We also conclude that Judge Todd applied the appropriate standard of proof. Dawn and Kristi argue that the judge was required to determine Thomas's probable intent by application of the clear and convincing standard. In fact, as Judge Todd correctly held, in this context the issue was to be resolved by resort to the preponderance standard. See Fidelity Union Trust Co., supra, 36 N.J. at 565.

Affirmed.

--------

Notes:

1 Thomas and Dawn were married in 1977 and separated in the early 1990's.

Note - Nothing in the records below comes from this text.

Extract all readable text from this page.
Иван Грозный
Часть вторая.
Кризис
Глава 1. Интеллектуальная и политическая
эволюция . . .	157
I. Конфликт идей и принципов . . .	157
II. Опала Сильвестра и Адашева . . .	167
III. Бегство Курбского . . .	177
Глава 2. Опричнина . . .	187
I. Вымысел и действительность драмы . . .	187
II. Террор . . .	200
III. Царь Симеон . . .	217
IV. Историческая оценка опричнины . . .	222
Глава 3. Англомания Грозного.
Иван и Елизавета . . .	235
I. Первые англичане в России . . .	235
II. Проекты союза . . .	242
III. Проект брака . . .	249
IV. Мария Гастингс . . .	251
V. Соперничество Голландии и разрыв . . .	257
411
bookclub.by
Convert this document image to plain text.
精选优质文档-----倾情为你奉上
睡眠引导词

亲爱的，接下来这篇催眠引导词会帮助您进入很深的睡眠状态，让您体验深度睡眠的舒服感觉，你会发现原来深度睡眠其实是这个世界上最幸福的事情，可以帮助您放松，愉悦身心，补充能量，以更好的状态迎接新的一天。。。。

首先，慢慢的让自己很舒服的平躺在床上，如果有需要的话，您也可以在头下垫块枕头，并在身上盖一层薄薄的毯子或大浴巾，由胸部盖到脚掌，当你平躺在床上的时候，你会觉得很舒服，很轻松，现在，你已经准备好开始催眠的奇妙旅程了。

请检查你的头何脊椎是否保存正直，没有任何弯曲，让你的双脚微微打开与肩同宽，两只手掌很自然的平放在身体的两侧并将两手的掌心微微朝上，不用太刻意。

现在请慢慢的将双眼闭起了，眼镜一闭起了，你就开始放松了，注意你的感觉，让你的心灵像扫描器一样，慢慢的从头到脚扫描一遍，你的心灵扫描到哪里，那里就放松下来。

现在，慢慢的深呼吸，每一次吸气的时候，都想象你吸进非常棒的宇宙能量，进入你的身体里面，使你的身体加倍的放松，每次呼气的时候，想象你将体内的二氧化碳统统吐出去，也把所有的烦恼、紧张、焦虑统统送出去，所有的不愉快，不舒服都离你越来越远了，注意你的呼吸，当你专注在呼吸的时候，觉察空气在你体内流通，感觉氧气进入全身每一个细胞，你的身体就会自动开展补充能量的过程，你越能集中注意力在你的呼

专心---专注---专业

Although they never divorced, Thomas and Dawn remained separated for approximately the last fifteen years of his life.

2 The Will is two pages long and contains the following critical paragraphs:

SECOND: I give such jewelry, personal effects, household goods, works of art and automobiles as I may own at the time of my death, together with all policies of insurance thereon, to my friend DIANE SMOLENSKI, provided she survives me.

THIRD: In the event that DIANE SMOLENSKI does not survive me, I leave my entire estate to PAT PICONE, my veterinarian, to care for my pets.

3 For the sake of completeness, subsection (a) of this fifth paragraph states in full: "I direct that all inheritance, estate, transfer and succession taxes, federal, state and foreign, which may be due and payable as a result of my death, together with all interest and penalties thereon, with respect to all property includable for such tax purposes, shall be paid out of the principal of my residuary estate. I authorize my executor to pay such taxes at his absolute discretion" (emphasis added).